The Super Bowl sim-sub struggle between Bell Media president Kevin Crull and CRTC chair Jean-Pierre Blais showed up again on Friday at Prime Time in Ottawa.

While their impasse over the recent CRTC ruling that seeks to ban sim-sub during the Super Bowl now includes a federal court appeal, Crull used his keynote address to take aim at the decision and discuss what he sees as the threat to the CTV, and the broadcast industry as a whole, as the CRTC gets set to release more Let’s Talk TV decisions on March 12.

“The acquisition of exclusive [Super Bowl] rights for Canada is now meaningless.

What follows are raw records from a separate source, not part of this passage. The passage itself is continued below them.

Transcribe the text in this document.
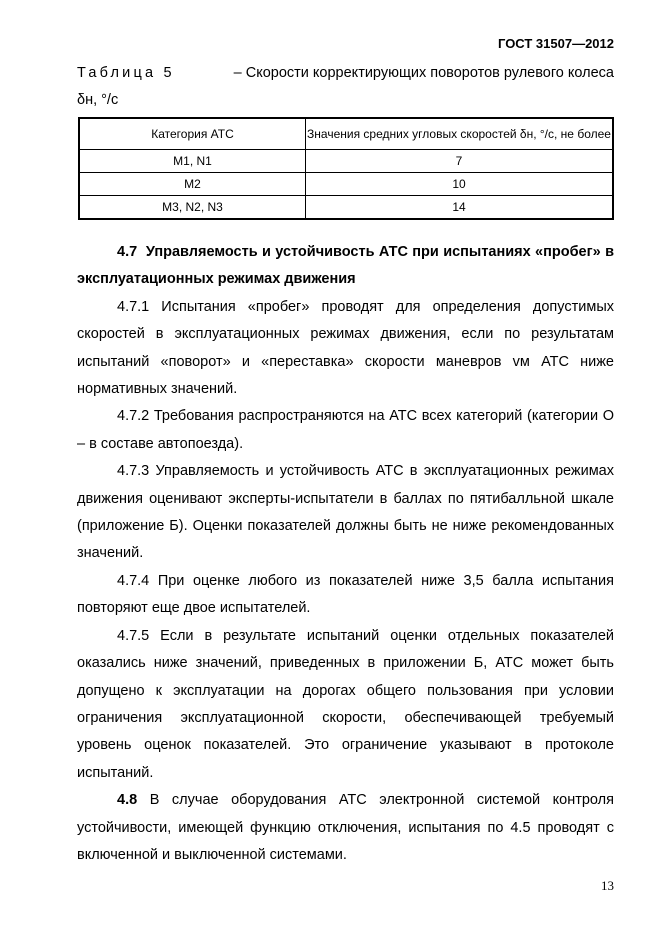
ГОСТ 31507—2012
Таблица 5	– Скорости корректирующих поворотов рулевого колеса
δн, °/с
Категория АТС	Значения средних угловых скоростей δн, °/с, не более
M1, N1	7
M2	10
M3, N2, N3	14

4.7 Управляемость и устойчивость АТС при испытаниях «пробег» в эксплуатационных режимах движения

4.7.1 Испытания «пробег» проводят для определения допустимых скоростей в эксплуатационных режимах движения, если по результатам испытаний «поворот» и «переставка» скорости маневров vм АТС ниже нормативных значений.

4.7.2 Требования распространяются на АТС всех категорий (категории О – в составе автопоезда).

4.7.3 Управляемость и устойчивость АТС в эксплуатационных режимах движения оценивают эксперты-испытатели в баллах по пятибалльной шкале (приложение Б). Оценки показателей должны быть не ниже рекомендованных значений.

4.7.4 При оценке любого из показателей ниже 3,5 балла испытания повторяют еще двое испытателей.

4.7.5 Если в результате испытаний оценки отдельных показателей оказались ниже значений, приведенных в приложении Б, АТС может быть допущено к эксплуатации на дорогах общего пользования при условии ограничения эксплуатационной скорости, обеспечивающей требуемый уровень оценок показателей. Это ограничение указывают в протоколе испытаний.

4.8 В случае оборудования АТС электронной системой контроля устойчивости, имеющей функцию отключения, испытания по 4.5 проводят с включенной и выключенной системами.

13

This has introduced unprecedented uncertainty and chaos into the market,” Crull said, arguing that interfering with Bell Media’s TV deal with the NFL could chill programming investment.

The Bell Media topper also said the CTV’s threatened loss of Super Bowl sim-sub in 2017 could result in less production coin and promotion down the road for homegrown TV shows.

“This decision is unreasonable and makes an unsustainable business model even worse,” Crull added, after pointing to the spectre of U.S. channels, such as AMC, CNN and A&E, beaming their signals into Canada with no compulsion to help fund Canadian content programming.

He professed to be “absolutely stunned” that Canadians were using IP address masking to view the U.S.-based Netflix service, and that distributors were raising border antennas to capture U.S. broadcast OTA signals to sell them to Canadians, with no regard for copyright holders.

Again, he maintained that it put Canada’s independent TV rights market in peril.

“It’s the unrestricted flood of American networks, not sim-sub, that makes it harder for Canadian programming to succeed,” Crull said. “After destroying the domestic rights market with U.S. signal rebroadcast, you cannot call the partial solution of sim-sub ‘protection.'”

His solution, also floated last week at the Banff Industry Connect conference in Toronto, was to “either fund the public broadcaster two to three times greater than today – that’s another billion [dollars] or two of taxpayer funding – or we can support a sustainable business model for private investment in media and broadcasting.”

Crull said a Canadian broadcasting industry that attracted private investment needed “a supportive regulatory and public policy framework – enabling rather than undermining content creators.”

“Unfortunately I don’t believe we have that right now,” he added.